Is the Zika threat overhyped?

 week 8-14 Feb : 

  • A new report challenges the theory of Zika virus causing microcephaly among newborns in Brazil and claims pesticide-laced drinking water is to blame.
  • With direct causality between Zika virus and microcephaly, a congenital brain development anomaly, yet to be established, Latin American doctors have come up with an alternative explanation: that a pesticide, Pyriproxyfen, was introduced into the drinking water supply in 2014.
  • According to the PCST, Malformations detected in thousands of children from pregnant women living in areas where the Brazilian state added Pyriproxyfen to drinking water are not a coincidence, even though the Ministry of Health places a direct blame on the Zika virus for this damage. The report adds that the Brazilian Health Ministry has failed to recognise that in the area where most sick persons live, a chemical larvicide producing malformations in mosquitoes has been applied for 18 months.

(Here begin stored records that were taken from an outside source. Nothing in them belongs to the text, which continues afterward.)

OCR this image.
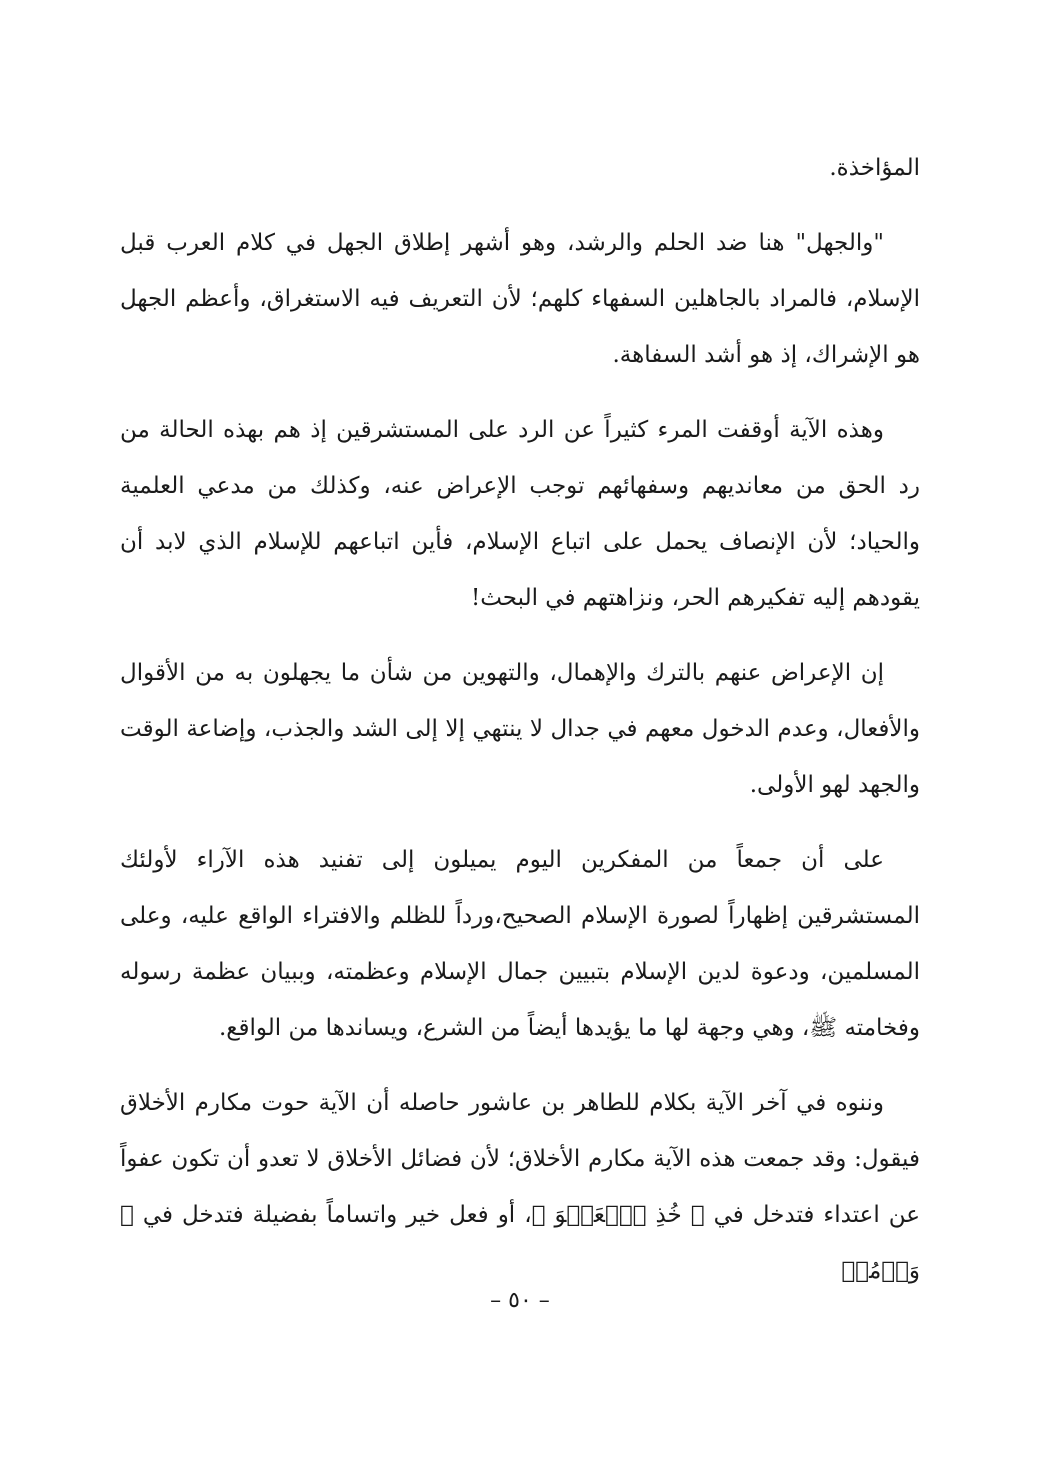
المؤاخذة.

"والجهل" هنا ضد الحلم والرشد، وهو أشهر إطلاق الجهل في كلام العرب قبل الإسلام، فالمراد بالجاهلين السفهاء كلهم؛ لأن التعريف فيه الاستغراق، وأعظم الجهل هو الإشراك، إذ هو أشد السفاهة.

وهذه الآية أوقفت المرء كثيراً عن الرد على المستشرقين إذ هم بهذه الحالة من رد الحق من معانديهم وسفهائهم توجب الإعراض عنه، وكذلك من مدعي العلمية والحياد؛ لأن الإنصاف يحمل على اتباع الإسلام، فأين اتباعهم للإسلام الذي لابد أن يقودهم إليه تفكيرهم الحر، ونزاهتهم في البحث!

إن الإعراض عنهم بالترك والإهمال، والتهوين من شأن ما يجهلون به من الأقوال والأفعال، وعدم الدخول معهم في جدال لا ينتهي إلا إلى الشد والجذب، وإضاعة الوقت والجهد لهو الأولى.

على أن جمعاً من المفكرين اليوم يميلون إلى تفنيد هذه الآراء لأولئك المستشرقين إظهاراً لصورة الإسلام الصحيح،ورداً للظلم والافتراء الواقع عليه، وعلى المسلمين، ودعوة لدين الإسلام بتبيين جمال الإسلام وعظمته، وببيان عظمة رسوله وفخامته ﷺ، وهي وجهة لها ما يؤيدها أيضاً من الشرع، ويساندها من الواقع.

وننوه في آخر الآية بكلام للطاهر بن عاشور حاصله أن الآية حوت مكارم الأخلاق فيقول: وقد جمعت هذه الآية مكارم الأخلاق؛ لأن فضائل الأخلاق لا تعدو أن تكون عفواً عن اعتداء فتدخل في ﴿ خُذِ ٱلۡعَفۡوَ ﴾، أو فعل خير واتساماً بفضيلة فتدخل في ﴿ وَأۡمُرۡ

– ٥٠ –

  • In the past two months, Brazil has become the epicentre of the Zika outbreak which has now spread to more than 30 countries.
  • The alternative theory has found support from the Brazilian Association for Collective Health (ABRASCO), which named Pyriproxyfen as a likely cause of the birth defects on newborns and has condemned the strategy of chemical control of Zika-carrying mosquitoes.
  • The physicians also note that Zika outbreaks in the past have traditionally been relatively benign and never associated with birth defects — even in areas where it infects 75 per cent of the population.
  • Pyriproxyfen is a relatively new introduction to the Brazilian environment; the microcephaly increase is a relatively new phenomenon. So the larvicide seems a plausible causative factor in microcephaly — far more so than GM mosquitoes, which some have blamed for the Zika epidemic and thus for the birth defects. There is no sound evidence to support the notion promoted by some sources that GM mosquitoes can cause Zika, which in turn can cause microcephaly. In fact, out of 404 confirmed microcephaly cases in Brazil, only 17 (4.2%) tested positive for the Zika virus,” reads the PCST report.